DIY Photography with Larry Becker: Gels
Option Two: Gels
If you’re going to the trouble of gelling a light, you might as well do it with accurate colors. A pro might buy orange or blue gels from a camera vendor (such as B&H), and the key is to buy it in large sheets rather than custom-cut for your flash head.
The most common kinds of gel are referred to as CTO and CTB (color temperature orange and blue, respectively), and then the density—how orange is the orange?—is referred to as a fraction of a “cut.” In other words, adding just a little orange tint to a flash could be done with a 1/4-cut CTO gel. More orange would be a 1/2-cut or full-cut CTO. (I found sheets of 1/8-cut to a full-cut for around $6 for a 20×24″ sheet.) Then, all you have to do is cut the proper shape with scissors and you can get dozens and dozens of gels from a single sheet.

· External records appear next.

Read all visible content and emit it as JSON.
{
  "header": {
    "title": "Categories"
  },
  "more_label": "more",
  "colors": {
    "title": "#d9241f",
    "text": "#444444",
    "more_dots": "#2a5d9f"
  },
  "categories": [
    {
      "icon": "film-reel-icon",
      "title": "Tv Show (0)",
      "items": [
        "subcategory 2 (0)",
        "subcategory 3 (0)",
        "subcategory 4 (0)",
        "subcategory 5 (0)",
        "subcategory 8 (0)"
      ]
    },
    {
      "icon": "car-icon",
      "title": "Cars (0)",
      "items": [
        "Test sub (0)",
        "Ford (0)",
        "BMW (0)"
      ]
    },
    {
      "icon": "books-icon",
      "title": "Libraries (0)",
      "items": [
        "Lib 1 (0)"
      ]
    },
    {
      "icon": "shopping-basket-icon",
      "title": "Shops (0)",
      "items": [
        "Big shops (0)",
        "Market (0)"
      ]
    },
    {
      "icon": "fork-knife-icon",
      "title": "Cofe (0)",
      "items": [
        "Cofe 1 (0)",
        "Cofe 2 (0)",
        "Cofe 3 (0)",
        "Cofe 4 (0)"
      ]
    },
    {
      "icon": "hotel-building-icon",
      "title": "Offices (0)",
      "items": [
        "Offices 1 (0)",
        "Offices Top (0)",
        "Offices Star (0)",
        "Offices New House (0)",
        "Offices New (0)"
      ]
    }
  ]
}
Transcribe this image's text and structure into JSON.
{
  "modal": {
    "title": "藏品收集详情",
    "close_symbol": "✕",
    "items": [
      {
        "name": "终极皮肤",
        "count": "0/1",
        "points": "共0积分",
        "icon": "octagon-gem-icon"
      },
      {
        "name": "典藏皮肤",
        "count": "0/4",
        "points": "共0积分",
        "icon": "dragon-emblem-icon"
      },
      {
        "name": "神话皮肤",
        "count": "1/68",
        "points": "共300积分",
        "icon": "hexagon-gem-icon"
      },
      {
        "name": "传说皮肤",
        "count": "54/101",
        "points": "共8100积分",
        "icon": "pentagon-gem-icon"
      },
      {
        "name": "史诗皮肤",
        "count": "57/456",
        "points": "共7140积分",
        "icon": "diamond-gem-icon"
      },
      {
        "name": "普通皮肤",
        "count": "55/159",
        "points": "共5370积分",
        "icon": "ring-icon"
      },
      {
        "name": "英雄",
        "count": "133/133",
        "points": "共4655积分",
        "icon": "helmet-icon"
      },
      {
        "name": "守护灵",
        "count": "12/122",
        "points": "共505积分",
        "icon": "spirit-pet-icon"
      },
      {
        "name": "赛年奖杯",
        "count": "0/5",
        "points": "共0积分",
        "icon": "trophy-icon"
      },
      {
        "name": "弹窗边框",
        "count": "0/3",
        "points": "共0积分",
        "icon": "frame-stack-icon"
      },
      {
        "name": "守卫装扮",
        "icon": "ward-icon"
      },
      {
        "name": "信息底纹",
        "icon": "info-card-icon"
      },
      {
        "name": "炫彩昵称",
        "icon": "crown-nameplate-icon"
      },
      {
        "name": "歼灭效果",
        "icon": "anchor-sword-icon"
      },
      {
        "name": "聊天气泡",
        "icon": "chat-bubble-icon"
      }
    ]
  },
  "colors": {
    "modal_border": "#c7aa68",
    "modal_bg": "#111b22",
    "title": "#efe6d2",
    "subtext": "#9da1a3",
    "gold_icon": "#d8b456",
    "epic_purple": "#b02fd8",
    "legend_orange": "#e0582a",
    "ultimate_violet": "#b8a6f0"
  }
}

Here are a couple of hints. You don’t need to buy all of the increments of plastic gels because with most flash photography, a 1/8-cut doesn’t make sufficient change to be worth using, so ignore it. A 1/4- to a 1/2-cut is what photographers will use most of the time. But here’s the cool thing: You can stack these little pieces of plastic so that two pieces of 1/4-cut CTO is the same as one piece of 1/2-cut CTO. I own four flashes, and one sheet of
1/2-cut CTO and one sheet of 1/4-cut CTO is more than enough to have all that I need for all four strobes.
The added benefits to professional-quality gels are that they’re accurate in color and they’re also heat-resistant, making them less likely to melt.